Weiterhin wichtig für einen schintoistischen Sakralbau sind die paarweise auftretenden sogenannten komainu (狛犬). Diese stellen die Wachhunde (ihrem Aussehen nach eigentlich eher Löwen, im Japanischen heißen sie nun aber eben Hunde) eines Schreins dar (man kann sie jedoch durchaus auch bei Tempeln finden). In Hinblick auf die komainu hat der Chiba-Schrein neben der üblichen Form (siehe links) zudem eine etwas ausgefallenere Variante (unten rechts) zu bieten. In dieser kann man den Löwenhund nicht einfach nur stillsitzend und furchteinflößend dreinblickend sehen, sondern er verfolgt einen zweiten seiner Art, der eine glücksbringende Perle gestohlen hat.
Daneben hat der Chiba-Schrein allerdings auch noch jede Menge andere neckische Dinge zu bieten. Unter anderem einige drollige Steine für allerlei Zwecke (so etwas ist in Japan sehr beliebt). Da wären drei Kraftsteine (お力石, o-chikara ishi), die bei Berührung die körperliche Gesundheit und Kraft bewahren bzw. wiederherstellen sollen, sowie ein glückbringender schildkrötenförmiger Stein (福授の亀石, fukusazuke no kameishi). Die Schildkröte wird in den südostasiatischen Kulturen übrigens sehr verehrt. In Japan zählt sie zum Beispiel zu den Langlebigkeitssymbolen und man verbindet sie außerdem mit Treue und Loyalität, zudem ist sie Symboltier von Fukurokuju (福禄寿), einem weiteren der sieben Glücksgötter (der auch selbst oft mit Schildkrötenrücken dargestellt wird). Auf den folgenden zwei Fotos seht ihr zum einen die drei Kraftsteine und zum anderen den Schildkrötenstein.
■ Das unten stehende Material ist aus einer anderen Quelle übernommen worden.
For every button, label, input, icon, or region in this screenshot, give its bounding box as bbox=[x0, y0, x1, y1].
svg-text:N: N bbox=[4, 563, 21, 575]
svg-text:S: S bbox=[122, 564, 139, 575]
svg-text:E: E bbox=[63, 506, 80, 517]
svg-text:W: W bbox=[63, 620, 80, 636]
Des Weiteren lädt vor allem die Hauptverehrungshalle zum Anbeten der Hauptgottheit des Schreins ein. Aber es gibt auch noch eine etwas größere Nebenverehrungshalle für Tenjin-sama (天神様), bei dem es sich um die Vergöttlichung eines Gelehrten und Edelmannes namens Sugawara no Michizane (菅原道真, 845-903) aus der Heian-Zeit (平安時代, 794-1185) handelt. Da er besonders als Poet geschätzt wird, ist er folgerichtigerweise heute Gott für Literatur und Gelehrsamkeit, weshalb er oft von Schülern und Studenten angebetet wird. Dies ist nicht zuletzt auch an dem Inhalt der zahlreichen Votivtafeln links neben seinem Schrein in dem Foto unten rechts erkennbar (wenn man Japanisch lesen und verstehen kann, versteht sich^.~).
Ansonsten verfügt der Chiba-Schrein noch über einen Teich mit zwei Brücken und einigen Koi darin. Den hätte ich euch ja auch gerne gezeigt, aber zur Zeit werden die Brücken gewartet und neu gestrichen, daher habe ich das Foto bisher nicht gemacht...
Aber man kann daneben auch noch Minischreine zu vielen anderen Gottheiten, darunter weitere der sieben Glücksgötter, allgemeine Naturgottheiten, wie z.B. für die Sterne, und Lokalgottheiten, finden. Eine Aneinanderreihung solcher kleinerer Anbetungsplätze könnt ihr links in Augenschein nehmen.
Auch Inari-sama (稲荷様), der sehr populäre Ernte-, Reis- und Fuchsgott, darf nicht fehlen. Sein Altar ist im Chiba-Schrein übrigens auch gleich an den zahlreichen Fuchsfiguren davor zu erkennen. Leider gibts davon aber kein Foto (verflixtes Gegenlicht)...
Zudem hatte ich das Glück just zur Blüte der Glyzinien (藤, fuji) im Schrein gewesen zu sein. Diese blühen zunächst nämlich einfach erstmal herrlich und zweitens schnüffeln sie prächtig. Zum Beweis des erstgenannten gibt es natürlich auch ein Bild.^.^'
So, damit hätte ich euch für heute genug beschwatzt! Zum Abschluss gönne ich euch noch einen Blick auf die Hauptverehrungshalle. Nur um ganz Wissbegierige zufrieden zu stellen, merke ich mal noch eben an, dass das, was ihr auf dem allerersten Foto dieses Blogeintrages seht, der Haupteingang des Schreins ist. Bis demnächst!